The action in the film is solid on balance, but some fight scenes are better than others. The highlight was seeing Wilson and Blanks duke it out in a short but compelling fight that made interesting use of camera angles and undercranking to make both guys look good through crisp choreography and a fast pace. At the back-end of the film were two surprisingly violent confrontations, one of which involves a fighter being pinned to a metal railing and beaten before having his earring ripped out, and another that features a brutal act I can only refer to as “pointy thing impalement.” It was probably scrap metal.

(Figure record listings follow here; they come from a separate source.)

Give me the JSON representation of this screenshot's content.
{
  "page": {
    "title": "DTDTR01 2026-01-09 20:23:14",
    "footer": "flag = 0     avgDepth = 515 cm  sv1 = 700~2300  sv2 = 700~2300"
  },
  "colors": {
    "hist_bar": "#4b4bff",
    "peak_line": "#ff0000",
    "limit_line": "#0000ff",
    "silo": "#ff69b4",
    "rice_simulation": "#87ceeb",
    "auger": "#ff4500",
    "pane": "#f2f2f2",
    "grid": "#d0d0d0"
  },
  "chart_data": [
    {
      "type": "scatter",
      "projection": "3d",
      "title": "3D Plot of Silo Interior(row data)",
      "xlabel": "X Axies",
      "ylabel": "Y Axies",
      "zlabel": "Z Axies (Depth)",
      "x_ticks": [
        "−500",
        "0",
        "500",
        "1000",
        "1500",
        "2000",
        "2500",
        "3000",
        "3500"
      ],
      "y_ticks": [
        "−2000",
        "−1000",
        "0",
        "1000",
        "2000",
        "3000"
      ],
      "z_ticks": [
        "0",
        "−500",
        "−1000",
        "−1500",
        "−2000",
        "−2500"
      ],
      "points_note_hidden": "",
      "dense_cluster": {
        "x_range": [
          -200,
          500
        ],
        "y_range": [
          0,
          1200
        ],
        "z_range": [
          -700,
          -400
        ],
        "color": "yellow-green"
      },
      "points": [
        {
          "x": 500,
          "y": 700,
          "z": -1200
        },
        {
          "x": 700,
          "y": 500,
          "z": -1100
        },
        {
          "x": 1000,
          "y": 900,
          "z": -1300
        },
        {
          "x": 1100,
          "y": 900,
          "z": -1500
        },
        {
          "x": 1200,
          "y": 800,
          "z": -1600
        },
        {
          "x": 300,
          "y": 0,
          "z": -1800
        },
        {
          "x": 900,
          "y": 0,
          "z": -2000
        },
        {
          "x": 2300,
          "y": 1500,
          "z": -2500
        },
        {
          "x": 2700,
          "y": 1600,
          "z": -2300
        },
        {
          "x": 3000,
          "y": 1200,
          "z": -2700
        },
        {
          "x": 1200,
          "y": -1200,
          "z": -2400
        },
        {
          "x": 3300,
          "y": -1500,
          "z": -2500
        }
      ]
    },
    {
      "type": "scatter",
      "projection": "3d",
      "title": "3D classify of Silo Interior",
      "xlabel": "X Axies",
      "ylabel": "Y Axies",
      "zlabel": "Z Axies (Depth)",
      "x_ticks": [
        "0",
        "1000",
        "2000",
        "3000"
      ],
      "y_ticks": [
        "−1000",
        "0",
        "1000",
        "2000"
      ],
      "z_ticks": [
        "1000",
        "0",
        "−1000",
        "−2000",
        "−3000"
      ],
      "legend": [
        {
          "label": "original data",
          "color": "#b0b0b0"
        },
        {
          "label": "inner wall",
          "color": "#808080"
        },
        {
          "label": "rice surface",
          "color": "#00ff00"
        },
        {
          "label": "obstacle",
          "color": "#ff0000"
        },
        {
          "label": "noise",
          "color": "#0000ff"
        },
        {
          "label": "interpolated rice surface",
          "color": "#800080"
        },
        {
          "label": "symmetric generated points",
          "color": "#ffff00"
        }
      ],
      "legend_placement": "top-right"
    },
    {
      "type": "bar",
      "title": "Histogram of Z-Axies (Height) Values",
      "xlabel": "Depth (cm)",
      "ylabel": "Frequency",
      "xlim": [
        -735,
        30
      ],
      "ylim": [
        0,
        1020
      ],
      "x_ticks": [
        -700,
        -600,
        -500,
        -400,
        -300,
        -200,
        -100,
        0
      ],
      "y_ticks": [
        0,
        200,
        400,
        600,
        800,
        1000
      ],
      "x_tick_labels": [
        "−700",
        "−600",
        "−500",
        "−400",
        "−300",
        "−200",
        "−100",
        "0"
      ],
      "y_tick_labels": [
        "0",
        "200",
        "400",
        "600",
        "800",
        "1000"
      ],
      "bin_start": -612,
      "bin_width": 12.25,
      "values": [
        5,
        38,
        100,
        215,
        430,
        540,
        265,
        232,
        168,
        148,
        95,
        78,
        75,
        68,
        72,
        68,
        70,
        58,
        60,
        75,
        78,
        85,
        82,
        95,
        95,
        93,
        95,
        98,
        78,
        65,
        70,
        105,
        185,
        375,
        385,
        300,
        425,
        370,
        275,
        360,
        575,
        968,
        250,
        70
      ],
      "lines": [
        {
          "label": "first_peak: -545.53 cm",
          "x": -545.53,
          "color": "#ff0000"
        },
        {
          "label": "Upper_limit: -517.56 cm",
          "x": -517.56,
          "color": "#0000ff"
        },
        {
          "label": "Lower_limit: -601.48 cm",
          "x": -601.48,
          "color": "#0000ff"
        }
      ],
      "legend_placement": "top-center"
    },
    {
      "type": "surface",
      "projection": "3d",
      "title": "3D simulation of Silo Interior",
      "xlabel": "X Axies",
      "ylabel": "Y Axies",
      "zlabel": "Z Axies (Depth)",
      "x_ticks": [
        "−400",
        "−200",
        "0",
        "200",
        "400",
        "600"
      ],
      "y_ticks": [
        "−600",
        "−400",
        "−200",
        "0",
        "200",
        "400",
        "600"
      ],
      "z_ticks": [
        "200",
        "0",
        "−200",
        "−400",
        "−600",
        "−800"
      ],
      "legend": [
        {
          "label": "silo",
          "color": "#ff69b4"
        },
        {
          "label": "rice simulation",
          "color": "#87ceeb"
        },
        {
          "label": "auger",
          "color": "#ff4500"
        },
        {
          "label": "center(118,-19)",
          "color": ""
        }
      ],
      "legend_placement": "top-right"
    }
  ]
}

This isn't a knock: Bloodfist is the sort of film that is so cookie-cutter in its story and presentation that you can trick yourself into thinking you’ve seen it before. Even the title itself -- mashed together from two random words -- evokes a hundred other movies in the realm of action cinema. (Teddy Page was responsible for four such “Blood____” films but I’m not going to ruminate on the “fist” film titles because of the frightening implications it has for my Google referral keywords). Perhaps that’s what led CNN (of all news outlets) to include it in a January 2015 listicle feature about Hollywood’s most violent films. Sandwiched between Texas Chainsaw Massacre and Goodfellas, you’ll find Bloodfist, 1989 direct-to-video Filipino Roger Corman production. Maybe the author was just a Don “The Dragon” fan?


Sibling vengeance. Underground fighting. Hammy training montages. The bait-and-switch VHS cover. And a ton of sequels, some related, some not. There may be no more well-rounded representation of the 1980s and 90s DTV chopsocky experience than Bloodfist. Recommended.


On disc at Amazon, eBay.

5 / 7


  1. Nice write-up. You're absolutely right, you can't help but like this movie.

  2. how can you rank this higher than the american ninja 2 ? barely any action

    1. It's only a half-point difference, but I docked AN2 for the inferior fight scenes with Dudikoff. It's never a good look when your star's timing is visibly off during his/her action scenes. (Steve James, OTOH, looked good per usual). Quantity doesn't equal quality for me. Thanks for reading though! Let me know your opinion on the two films, I'd be interested to read why you have Ninja 2 higher.